Les Inuits du Nunavik

Par Ludger Müller-Wille

Nunavik, le « grand territoire » en inuktitut (langue des Inuits), est le nom moderne de la terre ancestrale des Inuits du Québec. Le territoire terrestre du Nunavik s'étend sur environ 500 000 kilomètres carrés, soit un tiers du territoire du Québec. Cette région, qui se distingue par ses aspects socio-économiques et culturels, inclut également des îles au large des côtes auparavant occupées par les Inuits qui y pratiquent encore la chasse, la pêche et la chasse au phoque - activités toujours importantes.

Les Inuits

Les Inuits (mot qui signifie « les Gens », de « inu » [être humain] et « it » [beaucoup]) sont les autochtones du Canada arctique, qui comprend les pointes septentrionales de la péninsule Québec-Labrador, région dont les zones côtières étaient déjà occupées il y a 4 000 ans par leurs ancêtres. Les populations préhistoriques étaient composées de chasseurs qui pêchaient et tuaient les mammifères marins (phoques, morses et baleines) sur la côte et dans les îles et pénétraient également à l'intérieur des terres en quête de poissons, de caribous ou d'oiseaux. Extrêmement mobiles, ils vivaient selon les saisons sous des tentes de peaux, des abris de neige ou des habitations semi-souterraines.

La vie communautaire se limitait à quelques petits groupes apparentés. À l'intérieur des terres et au sud, le long de la côte de Tasiujarjuaq (baie d'Hudson), les Inuits rencontraient les peuples parlant l'algonquien (Cris, Naskapis ou Innus). Dans deux villages, Chisasibi (Mailasikkut) et Whapmagoostui (Kuujjuaraapik/Grande Baleine), les deux communautés culturelles vivaient côte à côte. Les Inuits du Nunavik sont divisés linguistiquement entre ceux qui parlent le dialecte de la côte ouest de Tasiujarjuaq et ceux qui parlent le dialecte du nord et de l'est de Nuvummiut Tarranga, dialecte lui-même géographiquement proche de celui de la côte du Labrador.

La naissance du Nunavik

La région du Nunavik a tout d'abord été occupée et colonisée par les ancêtres préhistoriques des Inuits, qui campaient surtout sur les côtes de façon saisonnière, pêchant et chassant les mammifères terrestres et marins. La vague d'institutions euro-canadiennes dans cette région (postes de fourrures, missions, écoles et bureaux administratifs) provoqua le déplacement des Inuits qui se sont concentrés graduellement dans les lieux qui constituent les quatorze agglomérations actuelles de la côte du Nunavik.

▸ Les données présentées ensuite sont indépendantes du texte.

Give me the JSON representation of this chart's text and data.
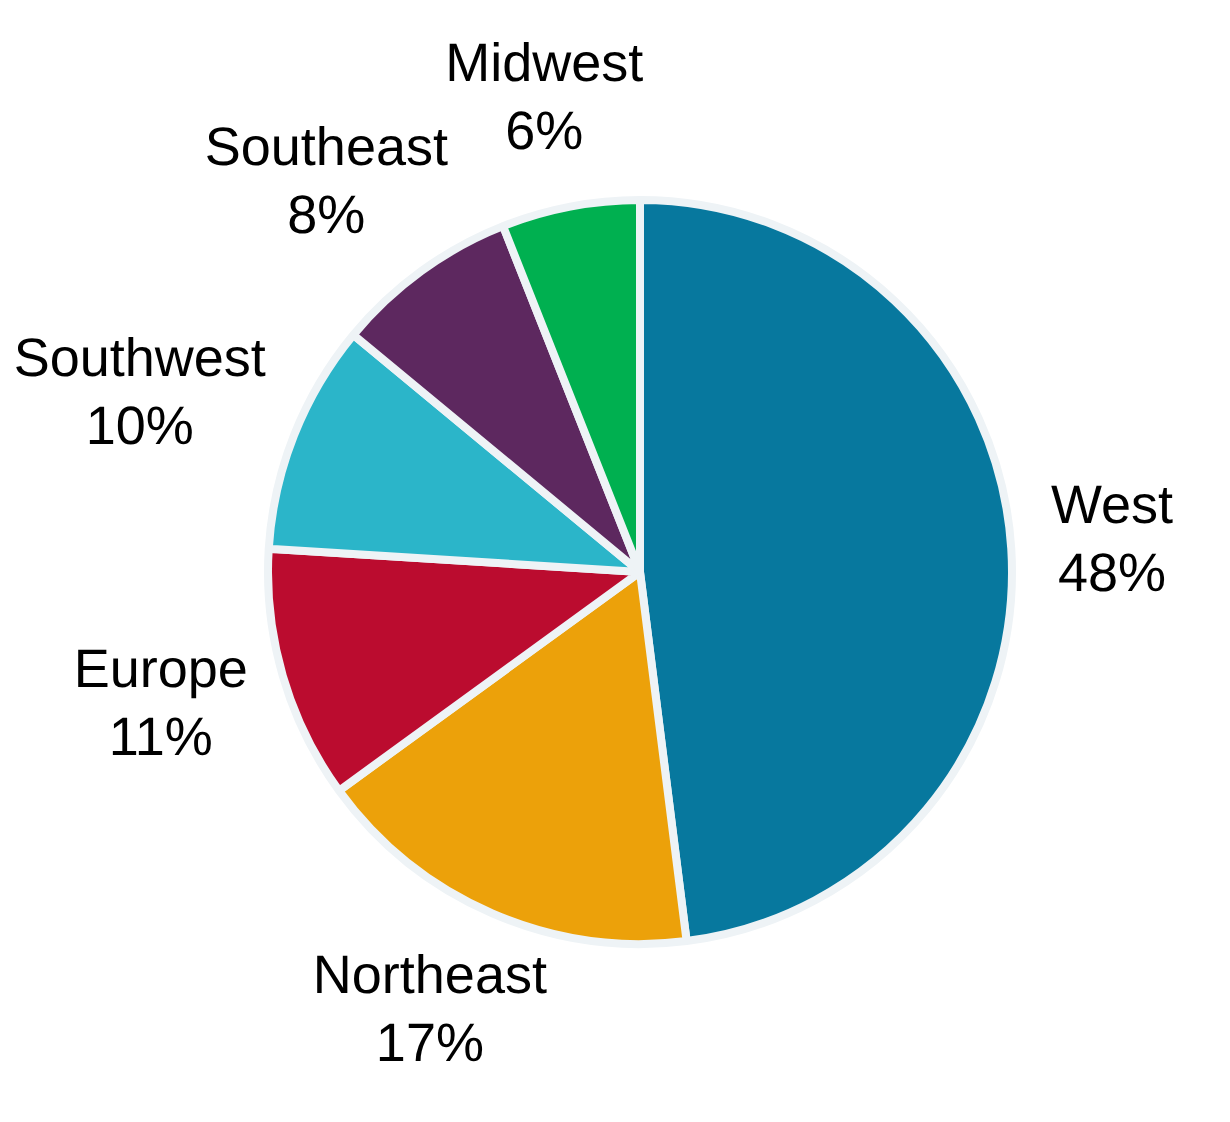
{
  "chart_data": {
    "type": "pie",
    "categories": [
      "West",
      "Northeast",
      "Europe",
      "Southwest",
      "Southeast",
      "Midwest"
    ],
    "values": [
      48,
      17,
      11,
      10,
      8,
      6
    ],
    "colors": [
      "#07789e",
      "#eca10a",
      "#bb0c2f",
      "#2bb5c9",
      "#5d285f",
      "#00b050"
    ],
    "value_labels": [
      "48%",
      "17%",
      "11%",
      "10%",
      "8%",
      "6%"
    ]
  }
}
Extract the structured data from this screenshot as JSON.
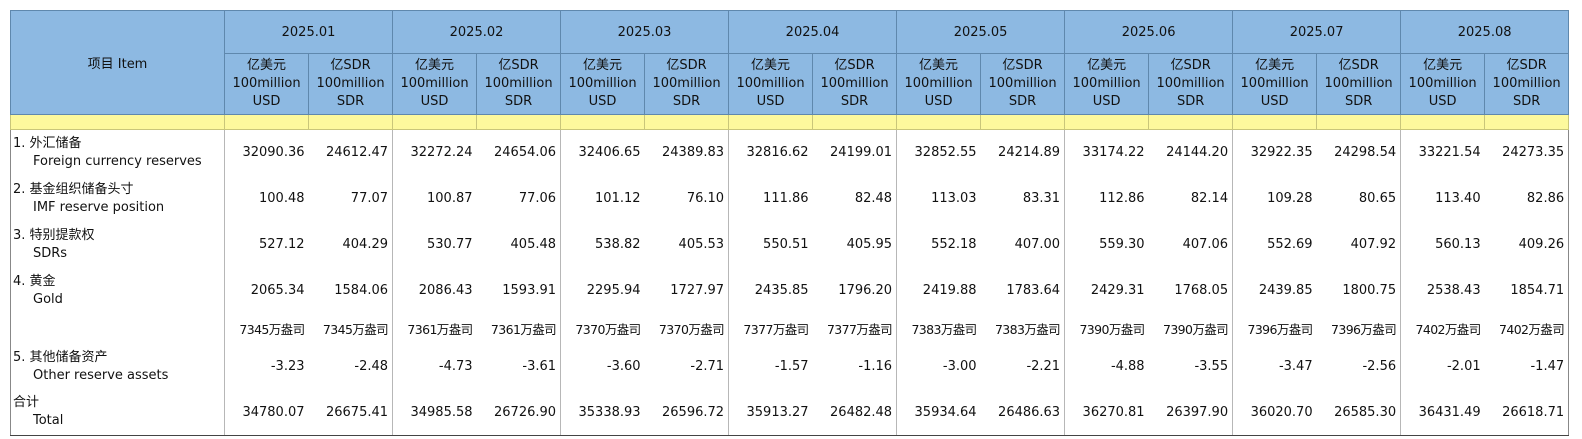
{
  "header": {
    "item_label": "项目 Item",
    "unit_usd": "亿美元 100million USD",
    "unit_sdr": "亿SDR 100million SDR",
    "periods": [
      "2025.01",
      "2025.02",
      "2025.03",
      "2025.04",
      "2025.05",
      "2025.06",
      "2025.07",
      "2025.08"
    ]
  },
  "rows": [
    {
      "zh": "1. 外汇储备",
      "en": "Foreign currency reserves",
      "values": [
        "32090.36",
        "24612.47",
        "32272.24",
        "24654.06",
        "32406.65",
        "24389.83",
        "32816.62",
        "24199.01",
        "32852.55",
        "24214.89",
        "33174.22",
        "24144.20",
        "32922.35",
        "24298.54",
        "33221.54",
        "24273.35"
      ]
    },
    {
      "zh": "2. 基金组织储备头寸",
      "en": "IMF reserve position",
      "values": [
        "100.48",
        "77.07",
        "100.87",
        "77.06",
        "101.12",
        "76.10",
        "111.86",
        "82.48",
        "113.03",
        "83.31",
        "112.86",
        "82.14",
        "109.28",
        "80.65",
        "113.40",
        "82.86"
      ]
    },
    {
      "zh": "3. 特别提款权",
      "en": "SDRs",
      "values": [
        "527.12",
        "404.29",
        "530.77",
        "405.48",
        "538.82",
        "405.53",
        "550.51",
        "405.95",
        "552.18",
        "407.00",
        "559.30",
        "407.06",
        "552.69",
        "407.92",
        "560.13",
        "409.26"
      ]
    },
    {
      "zh": "4. 黄金",
      "en": "Gold",
      "values": [
        "2065.34",
        "1584.06",
        "2086.43",
        "1593.91",
        "2295.94",
        "1727.97",
        "2435.85",
        "1796.20",
        "2419.88",
        "1783.64",
        "2429.31",
        "1768.05",
        "2439.85",
        "1800.75",
        "2538.43",
        "1854.71"
      ]
    },
    {
      "zh": "",
      "en": "",
      "values": [
        "7345万盎司",
        "7345万盎司",
        "7361万盎司",
        "7361万盎司",
        "7370万盎司",
        "7370万盎司",
        "7377万盎司",
        "7377万盎司",
        "7383万盎司",
        "7383万盎司",
        "7390万盎司",
        "7390万盎司",
        "7396万盎司",
        "7396万盎司",
        "7402万盎司",
        "7402万盎司"
      ]
    },
    {
      "zh": "5. 其他储备资产",
      "en": "Other reserve assets",
      "values": [
        "-3.23",
        "-2.48",
        "-4.73",
        "-3.61",
        "-3.60",
        "-2.71",
        "-1.57",
        "-1.16",
        "-3.00",
        "-2.21",
        "-4.88",
        "-3.55",
        "-3.47",
        "-2.56",
        "-2.01",
        "-1.47"
      ]
    },
    {
      "zh": "合计",
      "en": "Total",
      "values": [
        "34780.07",
        "26675.41",
        "34985.58",
        "26726.90",
        "35338.93",
        "26596.72",
        "35913.27",
        "26482.48",
        "35934.64",
        "26486.63",
        "36270.81",
        "26397.90",
        "36020.70",
        "26585.30",
        "36431.49",
        "26618.71"
      ]
    }
  ]
}
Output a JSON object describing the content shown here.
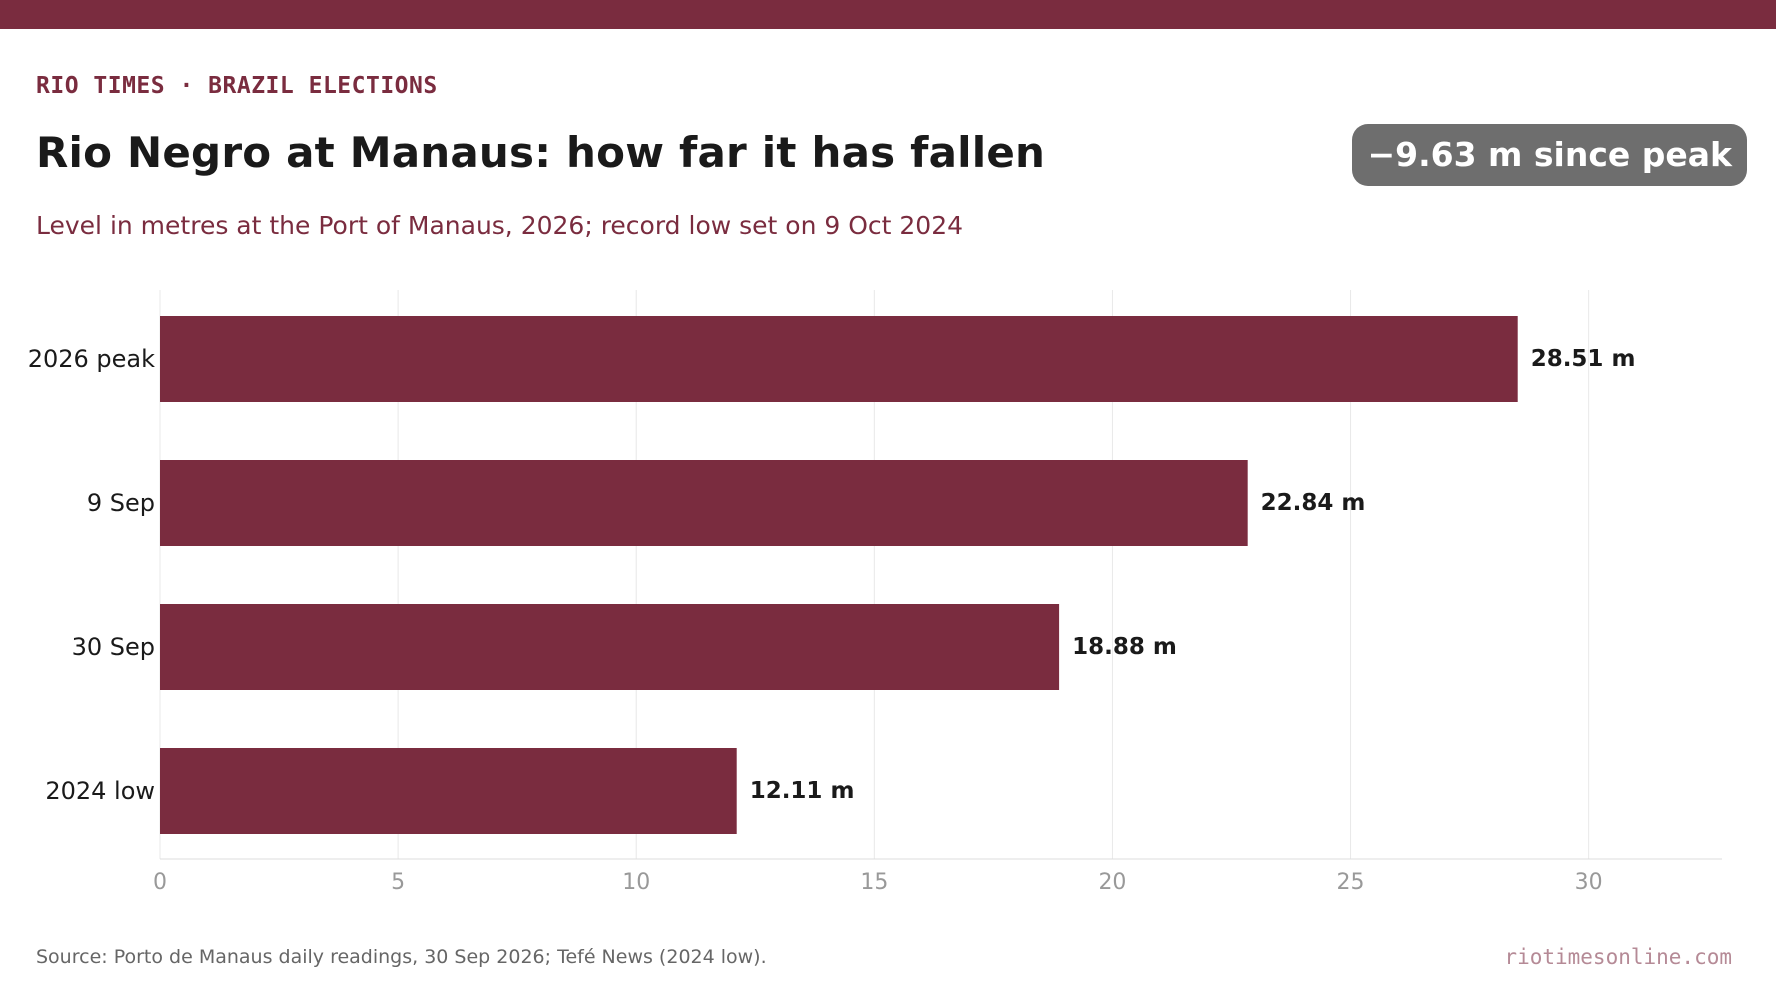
{
  "header": {
    "kicker": "RIO TIMES · BRAZIL ELECTIONS",
    "title": "Rio Negro at Manaus: how far it has fallen",
    "badge": "−9.63 m since peak",
    "subtitle": "Level in metres at the Port of Manaus, 2026; record low set on 9 Oct 2024"
  },
  "footer": {
    "source": "Source: Porto de Manaus daily readings, 30 Sep 2026; Tefé News (2024 low).",
    "site": "riotimesonline.com"
  },
  "colors": {
    "accent": "#7a2c3f",
    "badge": "#6e6e6e",
    "grid": "#e8e8e8",
    "tick": "#999999"
  },
  "chart_data": {
    "type": "bar",
    "orientation": "horizontal",
    "categories": [
      "2026 peak",
      "9 Sep",
      "30 Sep",
      "2024 low"
    ],
    "values": [
      28.51,
      22.84,
      18.88,
      12.11
    ],
    "data_labels": [
      "28.51 m",
      "22.84 m",
      "18.88 m",
      "12.11 m"
    ],
    "xlim": [
      0,
      32.8
    ],
    "xticks": [
      0,
      5,
      10,
      15,
      20,
      25,
      30
    ],
    "grid": true,
    "legend": "none"
  }
}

En 1610, Henry Hudson et son équipage, premiers explorateurs européens à pénétrer dans cette région, rencontrèrent des Inuits dans les îles et sur la côte du Nuvummiut Tariunga (détroit d'Hudson). Les explorations ultérieures -- après 1750 -- de la Compagnie de la Baie d'Hudson, les missionnaires moraves actifs à compter du début des années 1800 et les expéditions scientifiques canadiennes entre les années 1880 et 1900 contribuèrent ensuite à faire connaître les territoires inuits.

Depuis lors, le Nunavik a été intégré petit à petit aux systèmes socio-économiques, politiques et administratifs du Canada et du Québec. Ce processus a toutefois été accéléré par l'implantation de bases militaires dans les années 1940 et 1950 et, depuis les années 1960, par l'exploitation des ressources minières et hydro-électriques et la création de structures administratives. La plupart des Inuits du Nunavik ont renoncé à leurs titres aborigènes et à leurs droits sur leurs terres ancestrales lorsqu'ils ont négocié et signé la Convention de la Baie James et du Nord québécois en 1975. Cet accord était la condition préalable aux premières étapes d'un projet hydro-électrique colossal. De nos jours, la région lutte pour obtenir son autonomie gouvernementale afin de répondre aux besoins et aux exigences futurs d'une population qui connaît une croissance rapide.

L'environnement physique

Le Nunavik est constellé de nombreux lacs et rivières qui s'écoulent dans l'Ungava (baie d'Ungava) et Tasiujarjuaq (baie d'Hudson). Ces cours d'eau offrent un accès vers l'intérieur des terres où les Inuits utilisent des ressources renouvelables. Depuis les années 1950, la faille du Labrador, dépression géologique riche en minéraux s'étendant de l'ouest d'Ungava au cœur de la péninsule, connaît une importante croissance socio-économique. Toutefois, l'extraction minière a cessé au début des années 1980 dans la région de Schefferville.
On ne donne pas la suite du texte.